To the extent not expressly addressed herein, defendant's remaining contentions, including those raised in his pro se supplemental briefs, have been considered and lack merit.

Lynch, J.P., Aarons, Pritzker and Ceresia, JJ., concur. Ordered that the judgment is modified, on the law and as a matter of discretion in the interest of justice, by vacating the fines imposed, and, as so modified, affirmed. Ordered that the order is affirmed.

Footnotes


Footnote 1:The exact charges are unclear from this record, but it appears that defendant was involved in an altercation and was charged with grand larceny, among other things.

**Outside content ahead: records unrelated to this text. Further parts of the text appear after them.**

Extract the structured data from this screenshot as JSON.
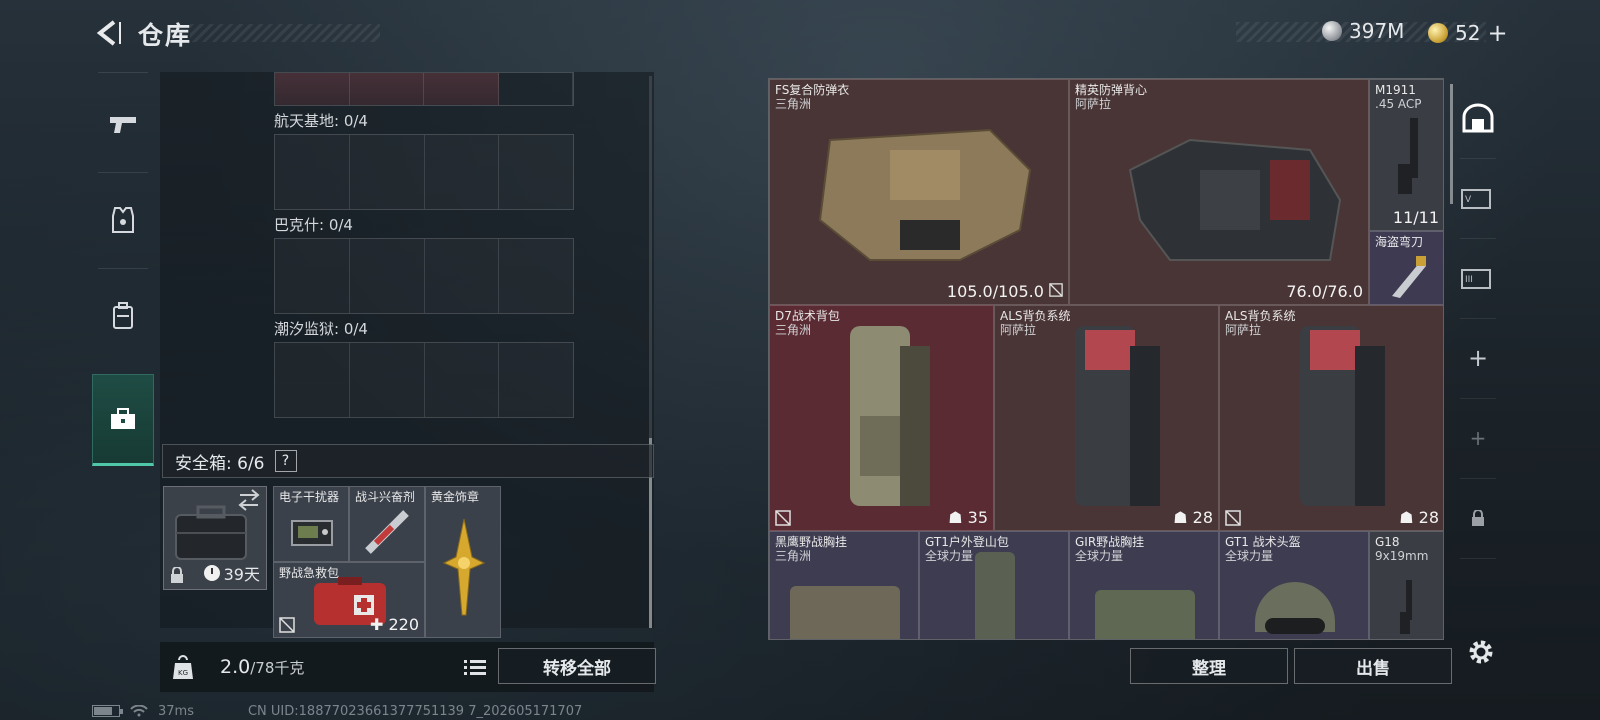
{
  "header": {
    "title": "仓库",
    "currency_silver": "397M",
    "currency_gold": "52"
  },
  "left_nav": {
    "items": [
      {
        "name": "weapons",
        "icon": "pistol-icon"
      },
      {
        "name": "armor",
        "icon": "armor-icon"
      },
      {
        "name": "backpack",
        "icon": "backpack-icon"
      },
      {
        "name": "safebox",
        "icon": "toolbox-icon",
        "active": true
      }
    ]
  },
  "map_slots": [
    {
      "label": "航天基地: 0/4"
    },
    {
      "label": "巴克什: 0/4"
    },
    {
      "label": "潮汐监狱: 0/4"
    }
  ],
  "safebox": {
    "label": "安全箱: 6/6",
    "help": "?",
    "days": "39天",
    "slots": [
      {
        "name": "电子干扰器",
        "sub": "",
        "value": ""
      },
      {
        "name": "战斗兴奋剂",
        "sub": "",
        "value": ""
      },
      {
        "name": "黄金饰章",
        "sub": "",
        "value": ""
      },
      {
        "name": "野战急救包",
        "sub": "",
        "value": "220"
      }
    ]
  },
  "weight": {
    "current": "2.0",
    "max": "/78千克"
  },
  "buttons": {
    "transfer_all": "转移全部",
    "sort": "整理",
    "sell": "出售"
  },
  "inventory": [
    {
      "name": "FS复合防弹衣",
      "sub": "三角洲",
      "value": "105.0/105.0",
      "color": "#4a3536"
    },
    {
      "name": "精英防弹背心",
      "sub": "阿萨拉",
      "value": "76.0/76.0",
      "color": "#4a3536"
    },
    {
      "name": "M1911",
      "sub": ".45 ACP",
      "value": "11/11",
      "color": "#3a3d44"
    },
    {
      "name": "海盗弯刀",
      "sub": "",
      "value": "",
      "color": "#3e3a52"
    },
    {
      "name": "D7战术背包",
      "sub": "三角洲",
      "value": "35",
      "color": "#5a2b33"
    },
    {
      "name": "ALS背负系统",
      "sub": "阿萨拉",
      "value": "28",
      "color": "#4a3536"
    },
    {
      "name": "ALS背负系统",
      "sub": "阿萨拉",
      "value": "28",
      "color": "#4a3536"
    },
    {
      "name": "黑鹰野战胸挂",
      "sub": "三角洲",
      "value": "",
      "color": "#3d3c50"
    },
    {
      "name": "GT1户外登山包",
      "sub": "全球力量",
      "value": "",
      "color": "#3d3c50"
    },
    {
      "name": "GIR野战胸挂",
      "sub": "全球力量",
      "value": "",
      "color": "#3d3c50"
    },
    {
      "name": "GT1 战术头盔",
      "sub": "全球力量",
      "value": "",
      "color": "#3d3c50"
    },
    {
      "name": "G18",
      "sub": "9x19mm",
      "value": "",
      "color": "#3a3d44"
    }
  ],
  "status": {
    "ping": "37ms",
    "uid": "CN UID:18877023661377751139 7_202605171707",
    "battery_level": 0.75
  }
}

Footnote 2:The applicable materiality standard ("reasonable possibility" or "reasonable probability") is premised on whether the defense requested the undisclosed evidence (see People v Fuentes, 12 NY3d at 263; People v Wilkins, 216 AD3d 1359, 1366 n 2 [3d Dept 2023], lv denied 40 NY3d 1000 [2023]), not, as the People contend, on whether such evidence is classified as exculpatory or impeachment.

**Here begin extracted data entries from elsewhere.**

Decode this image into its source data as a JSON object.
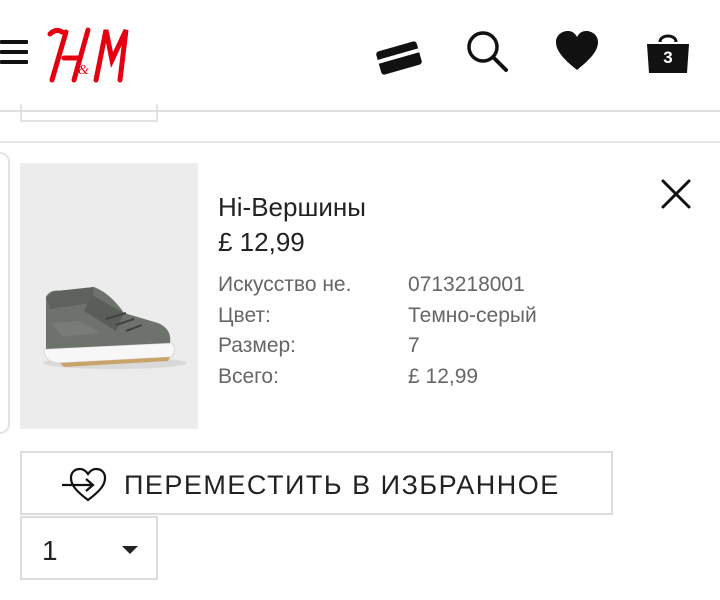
{
  "header": {
    "brand": "H&M",
    "brand_color": "#e50010",
    "icons": [
      "menu-icon",
      "credit-card-icon",
      "search-icon",
      "heart-icon",
      "shopping-bag-icon"
    ],
    "bag_count": "3"
  },
  "cart_item": {
    "name": "Hi-Вершины",
    "price": "£ 12,99",
    "details": [
      {
        "label": "Искусство не.",
        "value": "0713218001"
      },
      {
        "label": "Цвет:",
        "value": "Темно-серый"
      },
      {
        "label": "Размер:",
        "value": "7"
      },
      {
        "label": "Всего:",
        "value": "£ 12,99"
      }
    ],
    "image": "dark grey high-top sneaker",
    "remove_icon": "close-icon"
  },
  "actions": {
    "move_to_favourites": "ПЕРЕМЕСТИТЬ В ИЗБРАННОЕ",
    "move_icon": "heart-arrow-icon"
  },
  "quantity": {
    "value": "1",
    "icon": "chevron-down-icon"
  }
}
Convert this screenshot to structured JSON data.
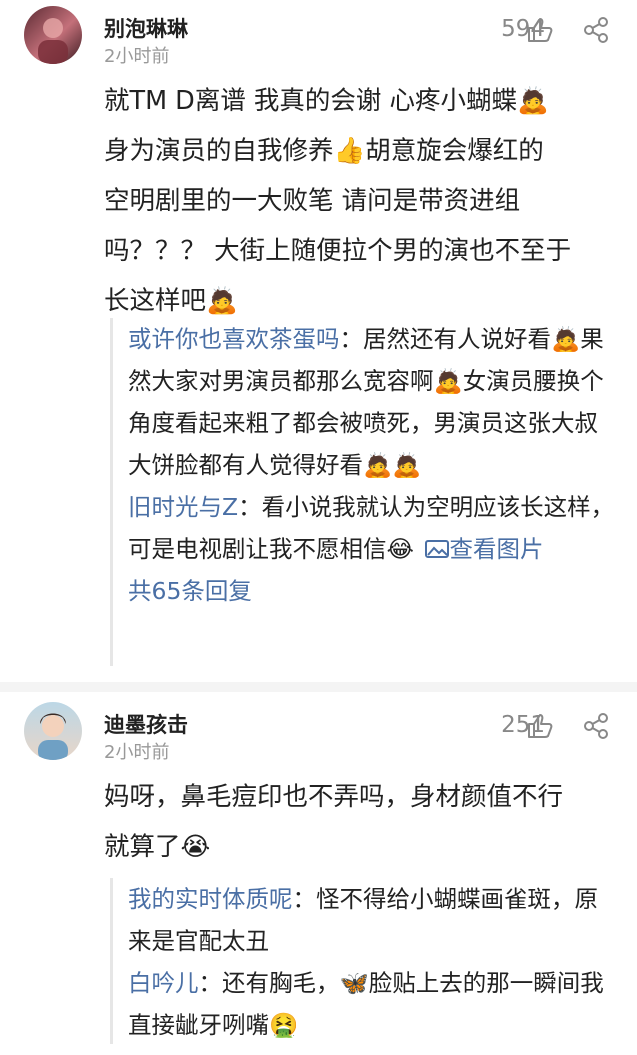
{
  "comments": [
    {
      "username": "别泡琳琳",
      "time": "2小时前",
      "likes": "594",
      "text_lines": [
        "就TM D离谱 我真的会谢 心疼小蝴蝶🙇",
        "身为演员的自我修养👍胡意旋会爆红的",
        "空明剧里的一大败笔 请问是带资进组",
        "吗？？？ 大街上随便拉个男的演也不至于",
        "长这样吧🙇"
      ],
      "replies": [
        {
          "name": "或许你也喜欢茶蛋吗",
          "text": "：居然还有人说好看🙇果然大家对男演员都那么宽容啊🙇女演员腰换个角度看起来粗了都会被喷死，男演员这张大叔大饼脸都有人觉得好看🙇🙇"
        },
        {
          "name": "旧时光与Z",
          "text": "：看小说我就认为空明应该长这样，可是电视剧让我不愿相信😂",
          "link": "查看图片"
        }
      ],
      "reply_count": "共65条回复"
    },
    {
      "username": "迪墨孩击",
      "time": "2小时前",
      "likes": "251",
      "text_lines": [
        "妈呀，鼻毛痘印也不弄吗，身材颜值不行",
        "就算了😭"
      ],
      "replies": [
        {
          "name": "我的实时体质呢",
          "text": "：怪不得给小蝴蝶画雀斑，原来是官配太丑"
        },
        {
          "name": "白吟儿",
          "text": "：还有胸毛，🦋脸贴上去的那一瞬间我直接龇牙咧嘴🤮"
        }
      ]
    }
  ],
  "icons": {
    "like": "thumbs-up-icon",
    "share": "share-icon",
    "image": "image-icon"
  },
  "colors": {
    "link": "#4a6fa5",
    "username": "#222222",
    "meta": "#999999"
  }
}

Footnote 3:Defendant argues that the People committed a Brady violation when they failed to disclose a supplemental detective's report, but he also concedes that said report was not discoverable pursuant to the discovery rules in place at the time (see CPL former 240.20), and, in any case, such argument is unpreserved as defendant failed to raise it in his motion papers (see People v Kimball, 213 AD3d 1028, 1030-1031 [3d Dept 2023], lv denied 40 NY3d 929 [2023]; People v Minaya, 206 AD3d 1161, 1162 [3d Dept 2022]).